Carbon is freed from the land in numerous ways. Permafrost is melting because warmer weather exposes peat, deadwood and buried pine needles to decay, freeing the carbon they contain. Fires, raging through forests more often because of hotter and drier weather, send wood – and its carbon – up in smoke. Insects thriving in milder winters girdle trees and send them to rot on the forest floor. Miners and oilmen build roads that expose the earth and warm the land, and loggers cut down old forests and replace them with young ones that will take decades of growth to absorb and store the released carbon.

As the released carbon rises, it adds to the belt of greenhouse gases in the atmosphere, trapping even more heat, which boosts temperatures. Scientists call it a “feedback loop.” Others refer to it as the carbon time bomb.

Scientists acknowledge they are not certain how the carbon time bomb will explode, or when. Many of the consequences of global warming that experts once predicted would take centuries are occurring in decades, such as the melting of the world’s glaciers and ice caps. But other changes might be more gradual.

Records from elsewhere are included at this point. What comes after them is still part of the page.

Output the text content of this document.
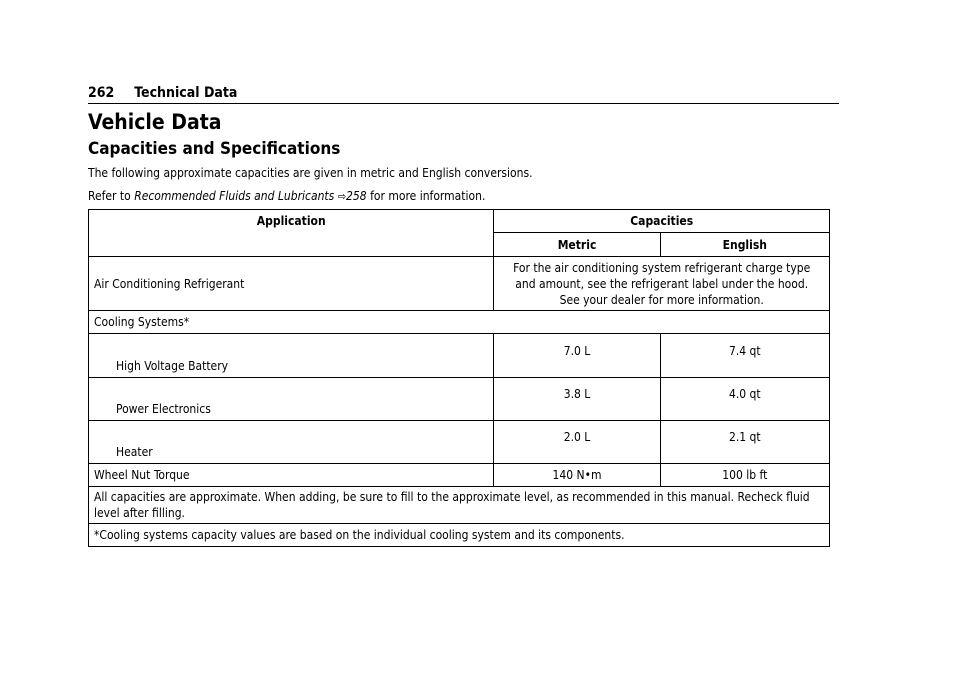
262 Technical Data
Vehicle Data
Capacities and Specifications

The following approximate capacities are given in metric and English conversions.

Refer to Recommended Fluids and Lubricants ⇨258 for more information.

Application	Capacities	
	Metric	English
Air Conditioning Refrigerant	For the air conditioning system refrigerant charge type and amount, see the refrigerant label under the hood. See your dealer for more information.	
Cooling Systems*		
High Voltage Battery	7.0 L	7.4 qt
Power Electronics	3.8 L	4.0 qt
Heater	2.0 L	2.1 qt
Wheel Nut Torque	140 N•m	100 lb ft
All capacities are approximate. When adding, be sure to fill to the approximate level, as recommended in this manual. Recheck fluid level after filling.		
*Cooling systems capacity values are based on the individual cooling system and its components.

“With permafrost, it may take longer for change to get moving. But it may keep moving, even if we get our emissions under control,” said Antoni Lewkowicz, a professor of geography at the University of Ottawa.

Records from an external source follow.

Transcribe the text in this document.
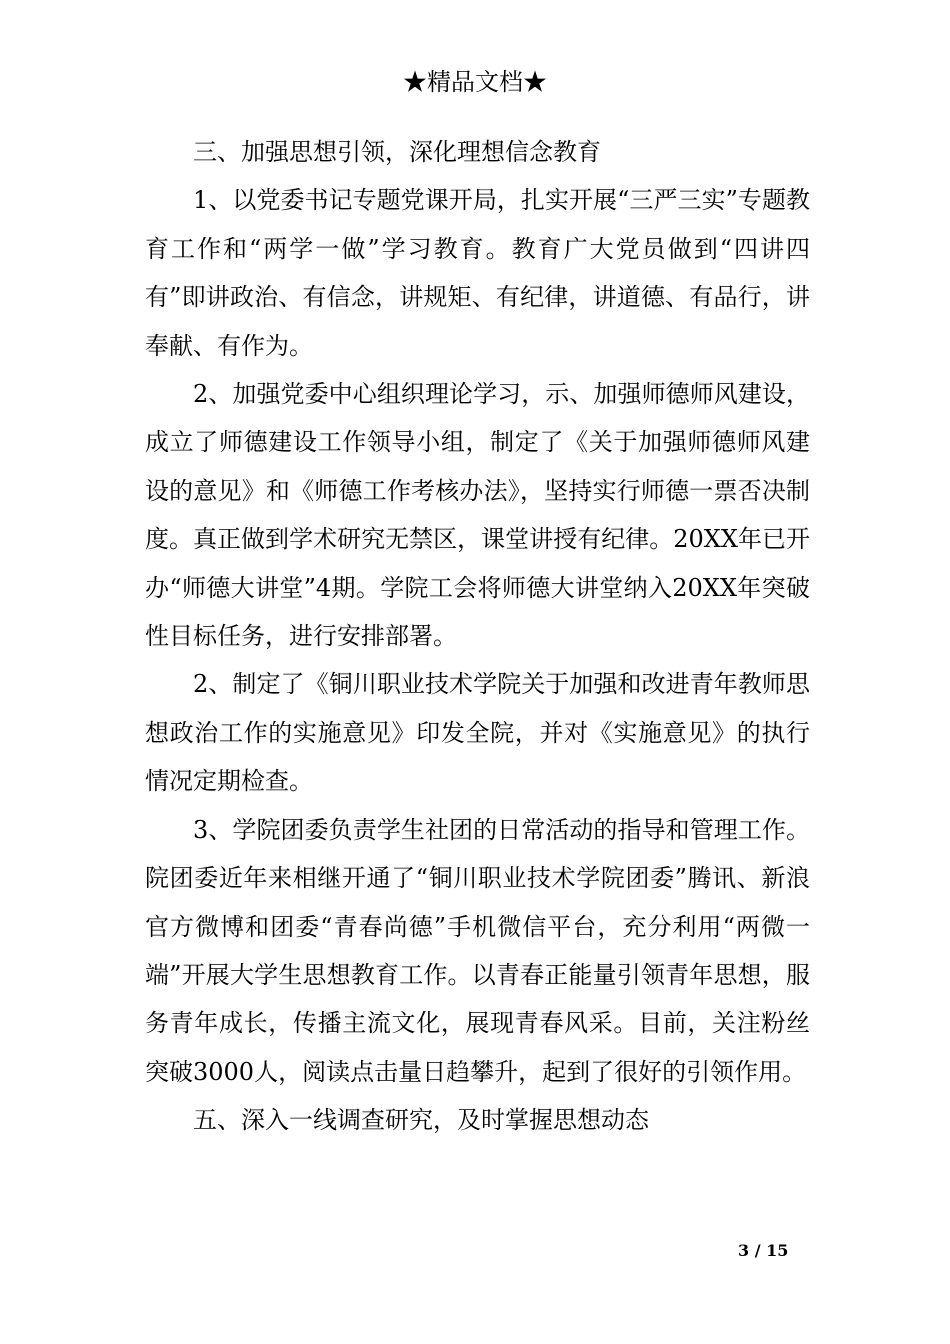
★精品文档★

三、加强思想引领，深化理想信念教育

1、以党委书记专题党课开局，扎实开展“三严三实”专题教育工作和“两学一做”学习教育。教育广大党员做到“四讲四有”即讲政治、有信念，讲规矩、有纪律，讲道德、有品行，讲奉献、有作为。

2、加强党委中心组织理论学习，示、加强师德师风建设，成立了师德建设工作领导小组，制定了《关于加强师德师风建设的意见》和《师德工作考核办法》，坚持实行师德一票否决制度。真正做到学术研究无禁区，课堂讲授有纪律。20XX年已开办“师德大讲堂”4期。学院工会将师德大讲堂纳入20XX年突破性目标任务，进行安排部署。

2、制定了《铜川职业技术学院关于加强和改进青年教师思想政治工作的实施意见》印发全院，并对《实施意见》的执行情况定期检查。

3、学院团委负责学生社团的日常活动的指导和管理工作。院团委近年来相继开通了“铜川职业技术学院团委”腾讯、新浪官方微博和团委“青春尚德”手机微信平台，充分利用“两微一端”开展大学生思想教育工作。以青春正能量引领青年思想，服务青年成长，传播主流文化，展现青春风采。目前，关注粉丝突破3000人，阅读点击量日趋攀升，起到了很好的引领作用。

五、深入一线调查研究，及时掌握思想动态

3 / 15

There are mixed views about whether the process can be stopped. The levels of carbon dioxide in the atmosphere – the highest in at least 420,000 years – mean average temperatures will continue to rise, accelerating the thawing.

But humanity’s footprint could be changed. Development, mining and logging account for 25 percent of the carbon loss in forests, Elgie said. Logging releases almost twice as much carbon dioxide each year as all the passenger vehicles in Canada, he said.

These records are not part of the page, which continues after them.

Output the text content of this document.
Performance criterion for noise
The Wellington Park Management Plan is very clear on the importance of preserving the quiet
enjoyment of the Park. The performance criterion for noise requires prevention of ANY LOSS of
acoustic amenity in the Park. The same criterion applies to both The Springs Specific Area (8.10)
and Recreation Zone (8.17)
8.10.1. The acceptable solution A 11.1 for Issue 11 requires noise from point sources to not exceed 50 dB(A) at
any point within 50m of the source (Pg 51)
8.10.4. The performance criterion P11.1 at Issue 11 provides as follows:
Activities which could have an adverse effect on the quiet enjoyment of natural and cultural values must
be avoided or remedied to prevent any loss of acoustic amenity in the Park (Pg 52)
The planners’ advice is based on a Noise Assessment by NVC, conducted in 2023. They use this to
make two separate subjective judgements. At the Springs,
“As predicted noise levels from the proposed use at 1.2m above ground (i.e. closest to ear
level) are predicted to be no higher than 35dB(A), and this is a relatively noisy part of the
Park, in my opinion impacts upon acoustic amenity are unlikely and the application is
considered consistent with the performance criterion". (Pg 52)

South of the great swath of forest in central Canada, the wrinkles of the land smooth out, stretching toward a straight horizon. The Great Plains are frozen and still in winter. But in Weyburn, 70 miles southeast of Saskatchewan’s capital, Regina, pumps bob relentlessly amid the snowy wheat fields, sucking crude oil from a mile underground.

What goes back into the ground here heartens some environmentalists. The giant EnCana oil and gas company, which operates more than 700 oil pumps in this field, pumps carbon dioxide deep down to drive more oil out of the porous rocks.

Almost inadvertently, the company has become the world’s largest working example of carbon storage, or sequestration, a technique being hailed by international experts as one tool to reduce greenhouse gases. Darcy Cretin, operations superintendent at the EnCana plant, is slightly amused by the environmental scientists who have flocked here.

“We have to keep explaining we are doing this to make more oil,” he said. “The carbon sequestration is an extra.”

When the oil brought up at Weyburn dwindled after 40 years of pumping, EnCana struck a deal with the Dakota Gasification Co. It owns a plant in Beulah, N.D., that converts coal to natural gas. Combustion at the gasification plant makes carbon dioxide, which was being vented into the air. EnCana offered to buy the gas, and in 1999, the U.S. company built a 200-mile pipeline into Canada. The foot-wide pipe emerges from its underground route at a chain-link fence on the edge of EnCana’s property.

The company pumps the carbon dioxide under high pressure into the oil field. The gas acts as a kind of solvent, driving the oil out of porous rock. The greenhouse gas remains underground, leaving buried nearly 5,000 tons a day that would otherwise have gone into the atmosphere.

Experts believe this scheme of carbon storage could be used more widely in cases where the gas could be easily collected and moved, such as big power plants or industrial areas. Nearly 40 percent of the carbon dioxide released to the air comes from these sources.